4. Antibiotics don’t always kill bacteria. Many antibiotics just stop bacteria from growing, but don’t actually kill. Your body’s immune system is what actually kills the bacteria, and the antibiotics give them an edge to stop the bacteria from reproducing faster than the body can get rid of them. In that case, a big dose all at once is going to be much much less useful, since the bacteria will just keep growing once that big dose is gone.

People are looking into ways to use this method you’re thinking about for treatment, but it’s for very specific scenarios and very much early stages of research.

And there are of course a lot more intricacies to this and other factors, but this is an oversimplified explanation of some of the big ones.

Anonymous 0 Comments

The scheduling of antibiotics is critical to their effectiveness. You need to maintain the concentration at effective levels for an effective length of time. It’s not like using a hammer on a bug where you are done in one whack. all at once.

Anonymous 0 Comments

“Instead of drinking several glasses of water every day to stay hydrated, why can’t I just pound 5 gallons one night a week and be set?”
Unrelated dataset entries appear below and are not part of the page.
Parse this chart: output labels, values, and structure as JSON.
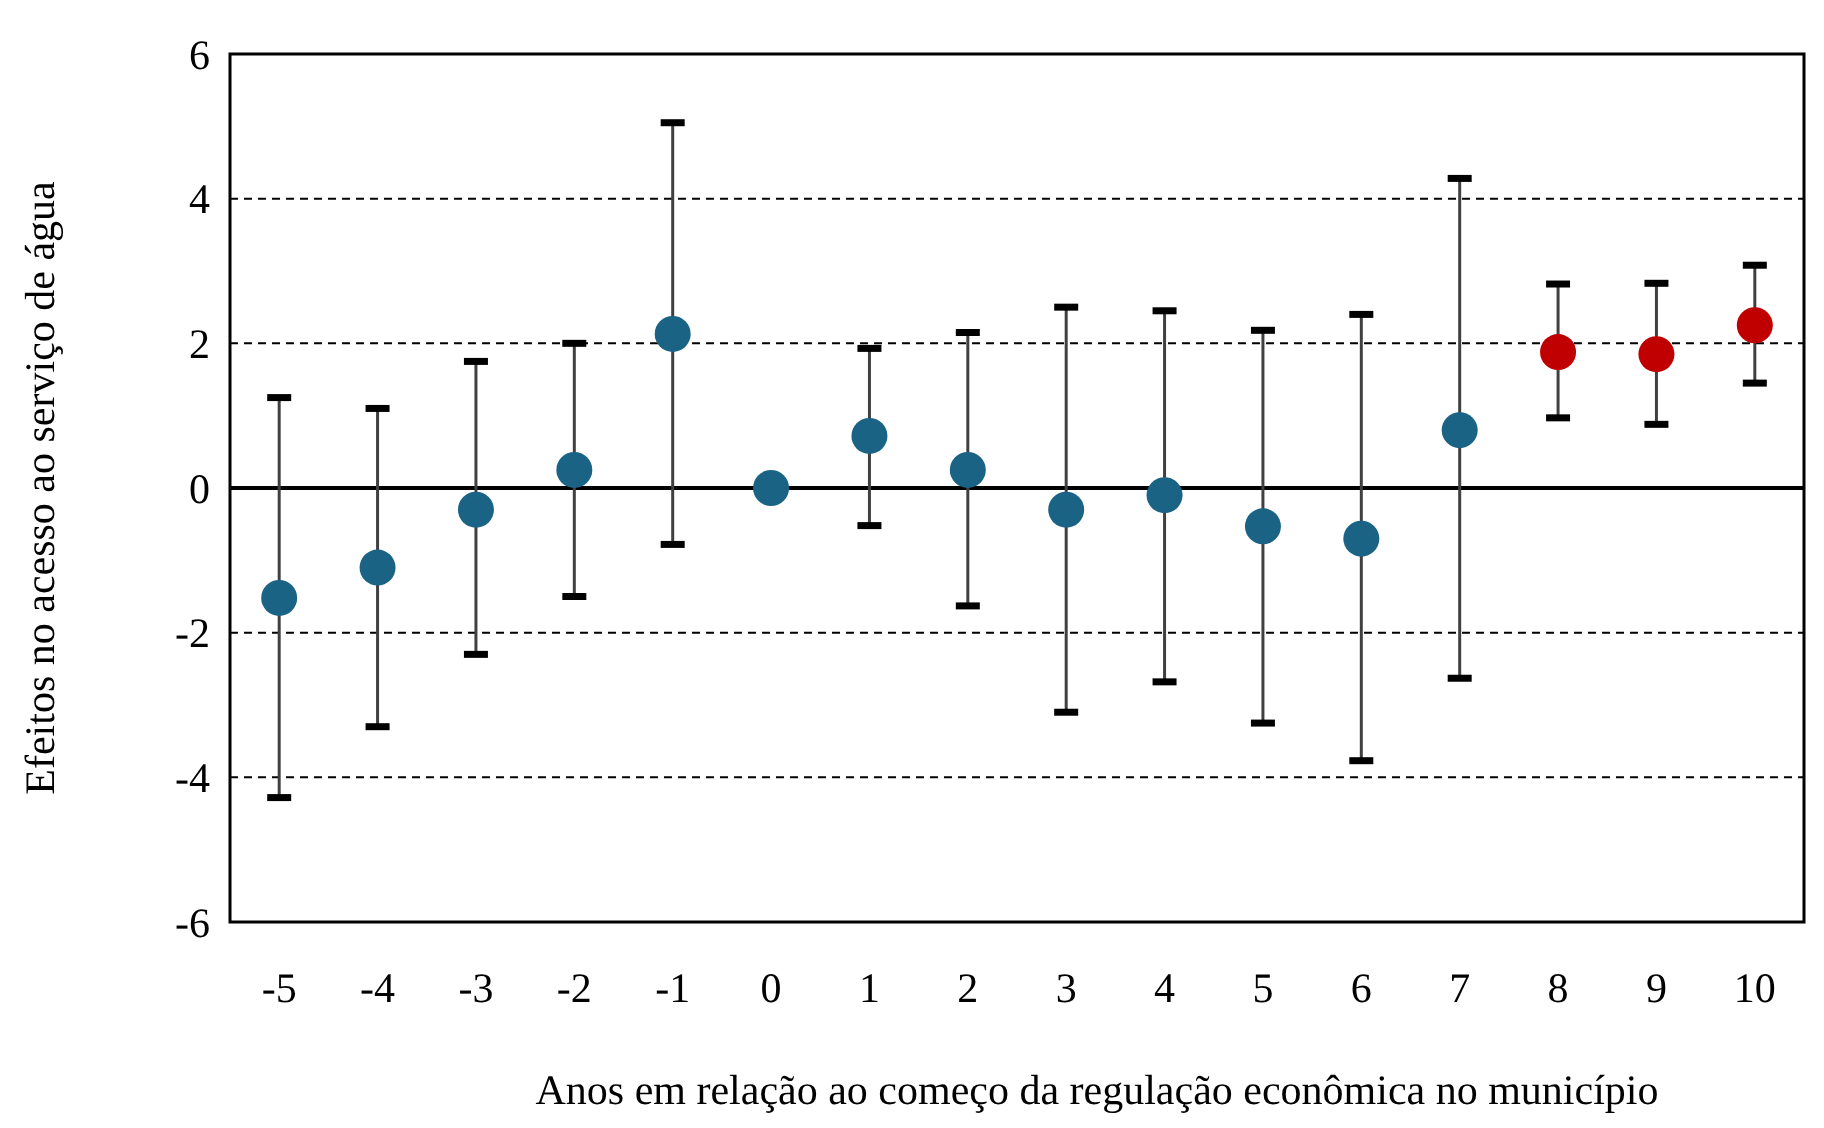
{
  "chart_data": {
    "type": "scatter",
    "xlabel": "Anos em relação ao começo da regulação econômica no município",
    "ylabel": "Efeitos no acesso ao serviço de água",
    "categories": [
      "-5",
      "-4",
      "-3",
      "-2",
      "-1",
      "0",
      "1",
      "2",
      "3",
      "4",
      "5",
      "6",
      "7",
      "8",
      "9",
      "10"
    ],
    "values": [
      -1.52,
      -1.1,
      -0.3,
      0.25,
      2.13,
      0,
      0.72,
      0.25,
      -0.3,
      -0.1,
      -0.53,
      -0.7,
      0.8,
      1.88,
      1.85,
      2.25
    ],
    "errors": [
      [
        -4.28,
        1.25
      ],
      [
        -3.3,
        1.1
      ],
      [
        -2.3,
        1.75
      ],
      [
        -1.5,
        2.0
      ],
      [
        -0.78,
        5.05
      ],
      [
        0,
        0
      ],
      [
        -0.52,
        1.93
      ],
      [
        -1.63,
        2.15
      ],
      [
        -3.1,
        2.5
      ],
      [
        -2.68,
        2.45
      ],
      [
        -3.25,
        2.18
      ],
      [
        -3.77,
        2.4
      ],
      [
        -2.63,
        4.28
      ],
      [
        0.97,
        2.82
      ],
      [
        0.88,
        2.83
      ],
      [
        1.45,
        3.08
      ]
    ],
    "colors": [
      "#1b6385",
      "#1b6385",
      "#1b6385",
      "#1b6385",
      "#1b6385",
      "#1b6385",
      "#1b6385",
      "#1b6385",
      "#1b6385",
      "#1b6385",
      "#1b6385",
      "#1b6385",
      "#1b6385",
      "#c00000",
      "#c00000",
      "#c00000"
    ],
    "ylim": [
      -6,
      6
    ],
    "yticks": [
      -6,
      -4,
      -2,
      0,
      2,
      4,
      6
    ],
    "grid": "y",
    "line_style": "dashed",
    "marker": "circle",
    "ref_lines": [
      {
        "axis": "y",
        "value": 0,
        "color": "#000000",
        "line_style": "solid"
      }
    ]
  }
}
“Instead of trying to get 2-3 grams of dietary potassium intake a day, why can’t I eat a 1kg brick of alkali metal once a year?”

“Brawndo, the Thirst Mutilator has what plants crave!”
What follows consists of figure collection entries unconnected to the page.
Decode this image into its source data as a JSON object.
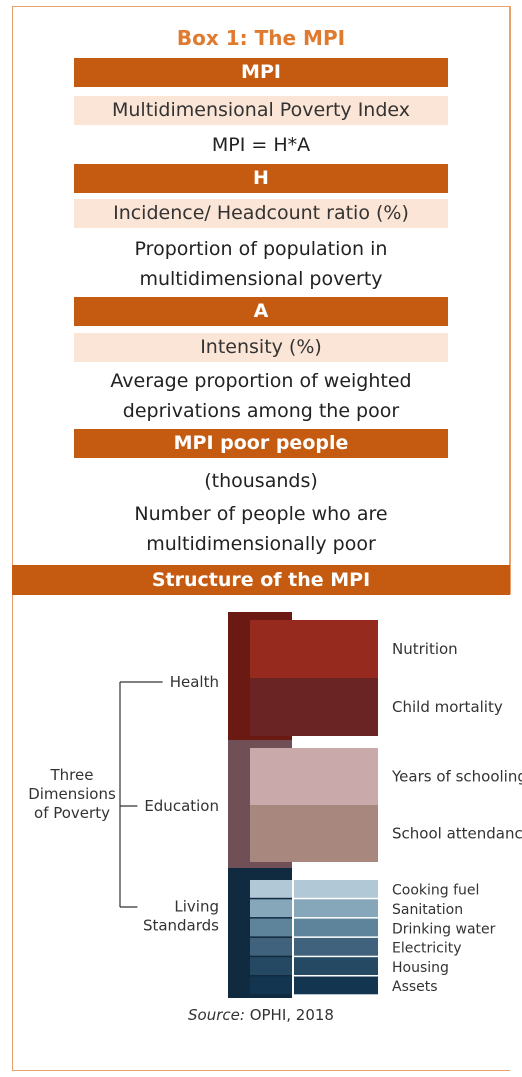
{
  "title": "Box 1: The MPI",
  "sections": [
    {
      "header": "MPI",
      "subtitle": "Multidimensional Poverty Index",
      "description": "MPI = H*A"
    },
    {
      "header": "H",
      "subtitle": "Incidence/ Headcount ratio (%)",
      "description": "Proportion of population in multidimensional poverty"
    },
    {
      "header": "A",
      "subtitle": "Intensity (%)",
      "description": "Average proportion of weighted deprivations among the poor"
    },
    {
      "header": "MPI poor people",
      "subtitle": "(thousands)",
      "description": "Number of people who are multidimensionally poor"
    }
  ],
  "structure_header": "Structure of the MPI",
  "diagram": {
    "root_lines": [
      "Three",
      "Dimensions",
      "of Poverty"
    ],
    "dimensions": [
      {
        "name_lines": [
          "Health"
        ],
        "color": "#6b1a13",
        "indicators": [
          {
            "name": "Nutrition",
            "color": "#962a1f"
          },
          {
            "name": "Child mortality",
            "color": "#6b2424"
          }
        ]
      },
      {
        "name_lines": [
          "Education"
        ],
        "color": "#714f57",
        "indicators": [
          {
            "name": "Years of schooling",
            "color": "#c9a9a9"
          },
          {
            "name": "School attendance",
            "color": "#a8877f"
          }
        ]
      },
      {
        "name_lines": [
          "Living",
          "Standards"
        ],
        "color": "#102a40",
        "indicators": [
          {
            "name": "Cooking fuel",
            "color": "#b1c8d6"
          },
          {
            "name": "Sanitation",
            "color": "#86a6ba"
          },
          {
            "name": "Drinking water",
            "color": "#5e849c"
          },
          {
            "name": "Electricity",
            "color": "#40627c"
          },
          {
            "name": "Housing",
            "color": "#254863"
          },
          {
            "name": "Assets",
            "color": "#143550"
          }
        ]
      }
    ]
  },
  "source": {
    "label": "Source:",
    "text": " OPHI, 2018"
  }
}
These are not meant to imply this is a dumb question, but to illustrate that the basic idea “living things need [X] to be healthy” can be correct but, applied aggressively without understanding the details of the underlying balance, leads to bad outcomes.
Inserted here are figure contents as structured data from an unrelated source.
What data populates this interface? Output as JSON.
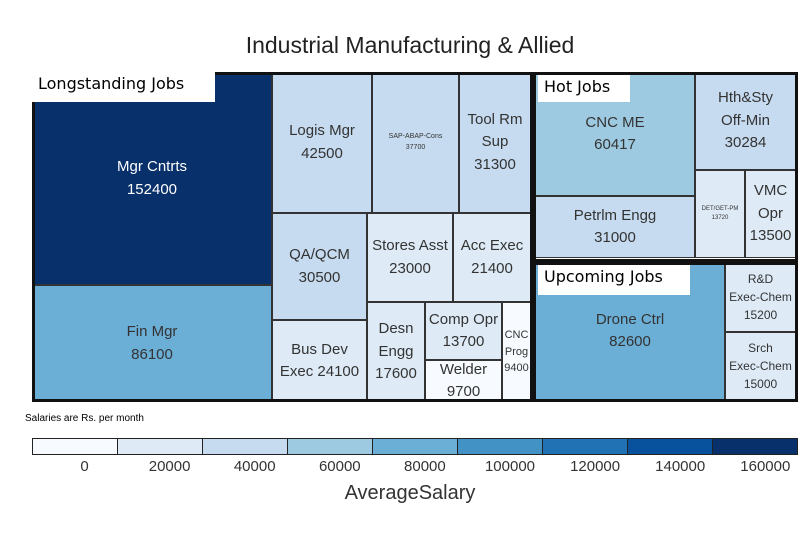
{
  "chart_data": {
    "type": "treemap",
    "title": "Industrial Manufacturing & Allied",
    "color_variable": "AverageSalary",
    "note": "Salaries are Rs. per month",
    "groups": [
      {
        "name": "Longstanding Jobs",
        "items": [
          {
            "label": "Mgr Cntrts",
            "value": 152400
          },
          {
            "label": "Fin Mgr",
            "value": 86100
          },
          {
            "label": "Logis Mgr",
            "value": 42500
          },
          {
            "label": "SAP-ABAP-Cons",
            "value": 37700
          },
          {
            "label": "Tool Rm Sup",
            "value": 31300
          },
          {
            "label": "QA/QCM",
            "value": 30500
          },
          {
            "label": "Stores Asst",
            "value": 23000
          },
          {
            "label": "Acc Exec",
            "value": 21400
          },
          {
            "label": "Bus Dev Exec",
            "value": 24100
          },
          {
            "label": "Desn Engg",
            "value": 17600
          },
          {
            "label": "Comp Opr",
            "value": 13700
          },
          {
            "label": "Welder",
            "value": 9700
          },
          {
            "label": "CNC Prog",
            "value": 9400
          }
        ]
      },
      {
        "name": "Hot Jobs",
        "items": [
          {
            "label": "CNC ME",
            "value": 60417
          },
          {
            "label": "Petrlm Engg",
            "value": 31000
          },
          {
            "label": "Hth&Sty Off-Min",
            "value": 30284
          },
          {
            "label": "DET/GET-PM",
            "value": 13720
          },
          {
            "label": "VMC Opr",
            "value": 13500
          }
        ]
      },
      {
        "name": "Upcoming Jobs",
        "items": [
          {
            "label": "Drone Ctrl",
            "value": 82600
          },
          {
            "label": "R&D Exec-Chem",
            "value": 15200
          },
          {
            "label": "Srch Exec-Chem",
            "value": 15000
          }
        ]
      }
    ],
    "legend": {
      "title": "AverageSalary",
      "ticks": [
        "0",
        "20000",
        "40000",
        "60000",
        "80000",
        "100000",
        "120000",
        "140000",
        "160000"
      ],
      "colors": [
        "#f7fbff",
        "#deebf7",
        "#c6dbef",
        "#9ecae1",
        "#6baed6",
        "#4292c6",
        "#2171b5",
        "#08519c",
        "#08306b"
      ]
    }
  }
}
Toxicity is in the dosage. Too much of practically anything at once can kill you or seriously mess you up. Your body is a balance of lots of different interconnecting systems and subsytems that all have certain needs and certain rhythms. If you push a system too far out of balance, even by flooding it with something that is good/necessary in smaller doses, it may not recover.

In the case of antibiotics, there’s probably not much risk of a lethal “overdose” because they naturally pass through your system pretty quickly… much like a tank column smashing their way through lightly defended territory. You would probably devastate your gut bacteria and have horrible diarrhea for days, and there are cases of antibiotic overuse where the gut never really recovers its balance and you just have the shits forever.

Anonymous 0 Comments

Also, antibiotics can work by disrupting the way bacteria multiply. If you take a dose, you’ll affect the bacteria multiplying during that dose, but others are just chilling. By spreading the dose, you’re targeting them all during their multiplying phase.